Early on in The Information, James Gleick writes: “Every new medium transforms the nature of human thought. In the long run, history is the story of information becoming aware of itself” (12). As humans engaged in the collaborative, continual progress of better information encoding, sharing, and storing capabilities, we are tasked with re-inventing language to better suit our changing informational needs. As an English major, it’s hard for me to part with the alphabet or even to imagine a world in which the alphabet becomes obsolete. Even though I only speak one language, letters (signifiers) that form words (symbols) are familiar and recognizable across most Romantic languages. But words often fail us in the transmission of information: there are paradoxes and redundancies, issues of brevity and clarity. As much as I love the occasionally frustrating intricacies of language, I now realize the historical and humanitarian necessity for ways to encode information so that it is universally accessible.

Information can be stripped down even further than words and letters to symbols and signs, the domain of math. Part of me desperately wanted to keep my romantic notion of English language and the (seemingly) institutionalized jargon of math language separate, but my wiser self recognizes that that mental separation is contrived. I’m making an effort to wane my inherent bias against mathematical language. As ironic as it seems, the simplicity of numbers makes them the more effective means of spreading information.

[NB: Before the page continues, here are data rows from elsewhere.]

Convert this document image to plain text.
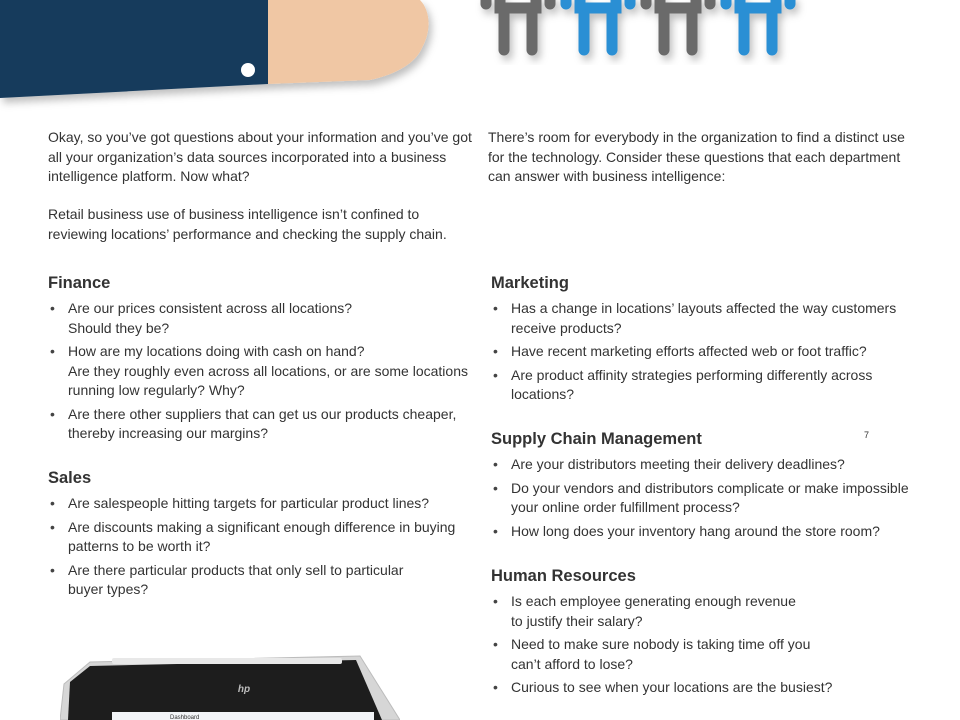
Okay, so you’ve got questions about your information and you’ve got all your organization’s data sources incorporated into a business intelligence platform. Now what?

Retail business use of business intelligence isn’t confined to reviewing locations’ performance and checking the supply chain.

There’s room for everybody in the organization to find a distinct use for the technology. Consider these questions that each department can answer with business intelligence:

Finance
• Are our prices consistent across all locations?
Should they be?
• How are my locations doing with cash on hand?
Are they roughly even across all locations, or are some locations running low regularly? Why?
• Are there other suppliers that can get us our products cheaper, thereby increasing our margins?
Sales
• Are salespeople hitting targets for particular product lines?
• Are discounts making a significant enough difference in buying patterns to be worth it?
• Are there particular products that only sell to particular
buyer types?
Marketing
• Has a change in locations’ layouts affected the way customers receive products?
• Have recent marketing efforts affected web or foot traffic?
• Are product affinity strategies performing differently across locations?
Supply Chain Management
• Are your distributors meeting their delivery deadlines?
• Do your vendors and distributors complicate or make impossible your online order fulfillment process?
• How long does your inventory hang around the store room?
7
Human Resources
• Is each employee generating enough revenue
to justify their salary?
• Need to make sure nobody is taking time off you
can’t afford to lose?
• Curious to see when your locations are the busiest?
hp
Dashboard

Numbers, like letters, are signs in a system of patterns. Patterns don’t necessitate specific symbols, either. In its purest form, information is no greater than symbols signifying meaning.

Our common currency for information is letters and numbers, but it can be broken down even further. In binary code, utilized in the Morse telegraph, it is represented as a current (0) or an interruption (1). If binary code is considered an informational language, expressing complex theory and nuance seems drastically over-simplified. But as an instrument for spreading information, it has almost unquantifiable power: “Signs and symbols were not just placeholders; they were operators, like the gears and levers in a machine. Language, after all, is an instrument” (165) . Unlike any language before, binary code made information unlimited. Any message could be efficiently encoded and transmitted throughout networks. As Gleick reiterates, the encoding between languages made it possible: “The Morse scheme took the alphabet as a starting point and leveraged it, by substitution, replacing signs with new signs. It was a meta-alphabet, an alphabet once removed. This process—the transferring of meaning from one symbolic level to another—already had a place in mathematics” (152). ‘An alphabet once removed’ sounds particularly apt, because that’s at the heart of what we’re doing: encoding is moving between different levels of symbolic meaning.

As information becomes increasingly self-aware, the potential for levels of meaning expands infinitely. Computing and the humanities overlap because the ‘transferring of meaning’, or encoding, between one symbolic level (i.e. the alphabet) and another (i.e. code) occurs in conjunction with human progress, and helps us meet a growing need to more successfully communicate, store, and preserve information for future humanity.